Presidency has debunked reports that there are provisions in the Finance Bill 2022 now before the National Assembly forcing Nigerians to have a Tax Identification Number (TIN) in order to operate a bank account.
Recall that the Leader of the Senate, Yahaya Abdullahi, had last week Wednesday in his lead debate on the bill, sent to the National Assembly by President General Muhammadu Buhari, had said the Finance Bill 2021 has made it mandatory for commercial banks to demand the TIN from anyone who wishes to open an account with them.
Bill, he said also empowers banks to demand TIN from existing customers if they wish to continue to operate their accounts.
But a Presidency source who pleaded for anonymity, claimed to be involved in the drafting of the bill said the news reports are “totally inaccurate, the bill has no such provisions for individuals.”
The source presenter the main changes proposed under the bill which would be further defended this week at both the Senate and the House of Representatives:
“Capital gains tax at the rate of 5% to be applicable on disposal of shares in a Nigerian company worth N500m or more in any 12 consecutive months except where the proceed is reinvested in the shares of any Nigerian company within the same year of assessment. Partial re-investment will attract tax proportionately. Transfer of shares under the regulated Security Lending Transaction is exempted.
“Lottery and Gaming business to be specifically taxable under CITA including betting, game of chance, promotional competition, gambling, wagering, video poker, roulette, craps, bingo, slot or gaming machines and the likes.
“Companies engaged in petroleum operations including Midstream and Downstream operations will not be eligible for exemption on profits in respect of goods exported from Nigeria. Downstream companies were previously eligible under the old Upstream and Downstream classification.
“FIRS to be empowered to assess CIT on the turnover of a foreign digital company involved in transmitting, emitting, or receiving signals, sounds, messages, images or data of any kind including e-commerce, app stores, and online adverts.
“Capital allowance claimable on an asset is limited to the portion used for generating taxable profits.
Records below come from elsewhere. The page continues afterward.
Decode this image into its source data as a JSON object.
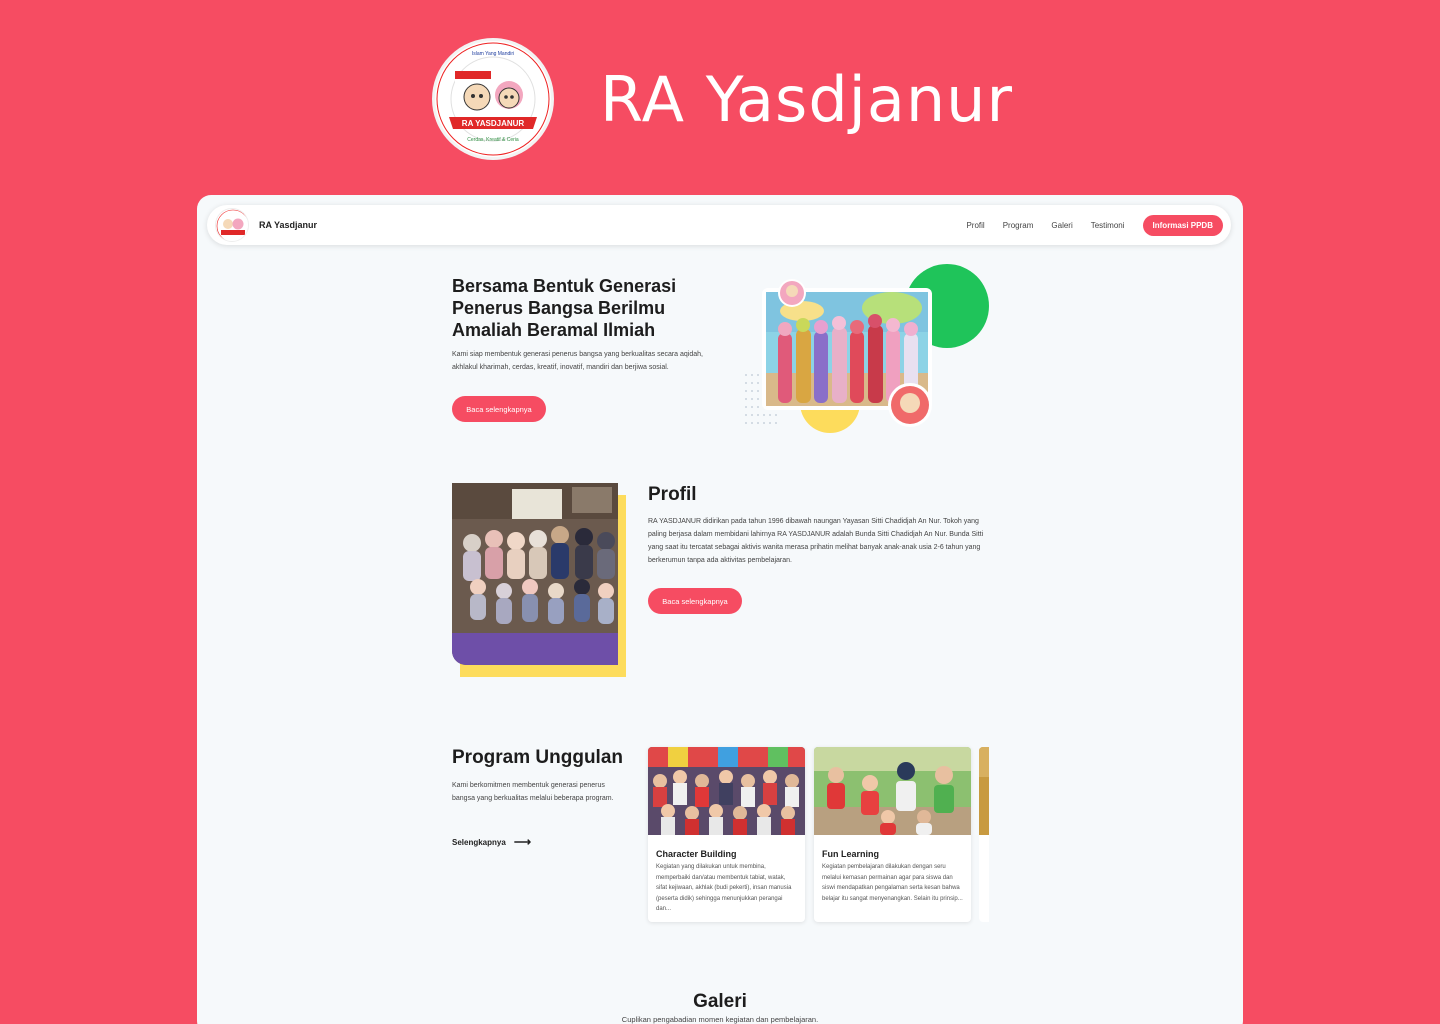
{
  "banner": {
    "title": "RA Yasdjanur",
    "logo_ring_top": "Menuju Generasi Islam Yang Mandiri & Akhlak Mulia",
    "logo_ribbon": "RA YASDJANUR",
    "logo_ring_bottom": "Cerdas, Kreatif & Ceria"
  },
  "nav": {
    "brand": "RA Yasdjanur",
    "links": [
      "Profil",
      "Program",
      "Galeri",
      "Testimoni"
    ],
    "cta": "Informasi PPDB"
  },
  "hero": {
    "heading": "Bersama Bentuk Generasi Penerus Bangsa Berilmu Amaliah Beramal Ilmiah",
    "text": "Kami siap membentuk generasi penerus bangsa yang berkualitas secara aqidah, akhlakul kharimah, cerdas, kreatif, inovatif, mandiri dan berjiwa sosial.",
    "button": "Baca selengkapnya"
  },
  "profil": {
    "heading": "Profil",
    "text": "RA YASDJANUR didirikan pada tahun 1996 dibawah naungan Yayasan Sitti Chadidjah An Nur. Tokoh yang paling berjasa dalam membidani lahirnya RA YASDJANUR adalah Bunda Sitti Chadidjah An Nur. Bunda Sitti yang saat itu tercatat sebagai aktivis wanita merasa prihatin melihat banyak anak-anak usia 2-6 tahun yang berkerumun tanpa ada aktivitas pembelajaran.",
    "button": "Baca selengkapnya"
  },
  "program": {
    "heading": "Program Unggulan",
    "text": "Kami berkomitmen membentuk generasi penerus bangsa yang berkualitas melalui beberapa program.",
    "link": "Selengkapnya",
    "cards": [
      {
        "title": "Character Building",
        "desc": "Kegiatan yang dilakukan untuk membina, memperbaiki dan/atau membentuk tabiat, watak, sifat kejiwaan, akhlak (budi pekerti), insan manusia (peserta didik) sehingga menunjukkan perangai dan..."
      },
      {
        "title": "Fun Learning",
        "desc": "Kegiatan pembelajaran dilakukan dengan seru melalui kemasan permainan agar para siswa dan siswi mendapatkan pengalaman serta kesan bahwa belajar itu sangat menyenangkan. Selain itu prinsip..."
      }
    ]
  },
  "galeri": {
    "heading": "Galeri",
    "subtitle": "Cuplikan pengabadian momen kegiatan dan pembelajaran."
  },
  "colors": {
    "accent": "#f64c62",
    "green": "#1fc45a",
    "yellow": "#fddc5c"
  }
}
Assets partially used to generate taxable income will be eligible for pro-rata capital allowance except where the proportion of non-taxable income does not exceed 20% of the total income of the company.
“Any capital allowance or unabsorbed allowances brought forward by a small or medium company, other than a company under pioneer status, to be treated as having been claimed and consumed in each such year of assessment.
“The reduction of minimum tax rate from 0.5% to 0.25% of turnover (less franked investment income) is to be applicable to any two accounting periods between 1 Jan 2019 and 31 Dec 2021 as may be chosen by the taxpayer.
“Disputed tax assessment to be in abeyance until determination while undisputed tax assessment is to be paid within 30 days after service of the notice of assessment on the company except otherwise extended by the FIRS. Reference to provisional tax has been deleted in recognition of the well-established self-assessment tax regime.
“Withholding tax on interest earned from a unit trust to be treated as final tax. Only WHT on dividend is currently treated as final tax for local companies.
“The deployment of technology to automate tax administration including assessment and information gathering by FIRS to now include third party technology (previously only proprietary technology may be deployed). A penalty of N50,000 to be applicable where a company fails to grant access to FIRS in addition to N25,000 for each day the failure continues.
“FIRS to be the primary agency of the Federal Government responsible for the administration, assessment, collection, accounting and enforcement of taxes and levies due to the Federation, the Federal Government and any of its agencies except otherwise authorized by the Finance Minister.
“Any person or agency of the Federal Government must refer matters requiring tax investigation, enforcement and compliance to the FIRS. Relevant officers who violate the rule to be liable to a penalty of N10m and/or 5 years imprisonment on conviction.
“Deductible life assurance premium for personal income tax purposes to exclude a contract for deferred annuity.
“The Finance Minister, subject to the approval of the National Assembly, shall make regulations for the imposition, administration, collection, remittance, including distribution of arrears of stamp duty and Electronic Money Transfer levies collected between 2015 and 2019 fiscal years.
“Tertiary Education Tax to be payable within 30 days of service of assessment (currently 60 days).
“Non-residents making taxable supplies to recipients in Nigeria to have the primary obligation to charge, collect and remit VAT to FIRS. The VAT withholding obligation of Nigerian recipients now limited to where the non-resident or its appointed agent fails to collect the VAT.
“The exemption from VAT registration and compliance obligation applicable to small companies with annual turnover less than N25m to exclude companies engaged in upstream petroleum operations regardless of turnover.
“Appointment of the FIRS to assess, collect and enforce the payment of Nigerian Police Trust Fund levy. The Act enacted in 2019 imposed a tax of 0.005% on the net profit of companies operating in Nigeria.
“Amendment of the National Agency for Science and Engineering Infrastructure Act to remove the requirement for commercial companies to pay a levy of 0.25% of turnover annually to the Fund. Primary sources of fund to be limited to 1% of the Federation Account.
“Mandatory payment of gross revenue collected by federal ministries, departments or agencies to the federation account or consolidated revenue fund as the case may be except otherwise authorized by law. Any officer who violates this requirement may be liable on conviction to imprisonment of up to 5 years or a fine of N5m or both.
“Amendment of the Fiscal Responsibility Act to enable government borrow for “critical reforms of significant national impact”. Currently, government at all tiers are only empowered to borrow for capital expenditure and human development. Capital expenditure is defined as spending on an asset that lasts for more than one financial year. Human development and critical reforms are not defined.”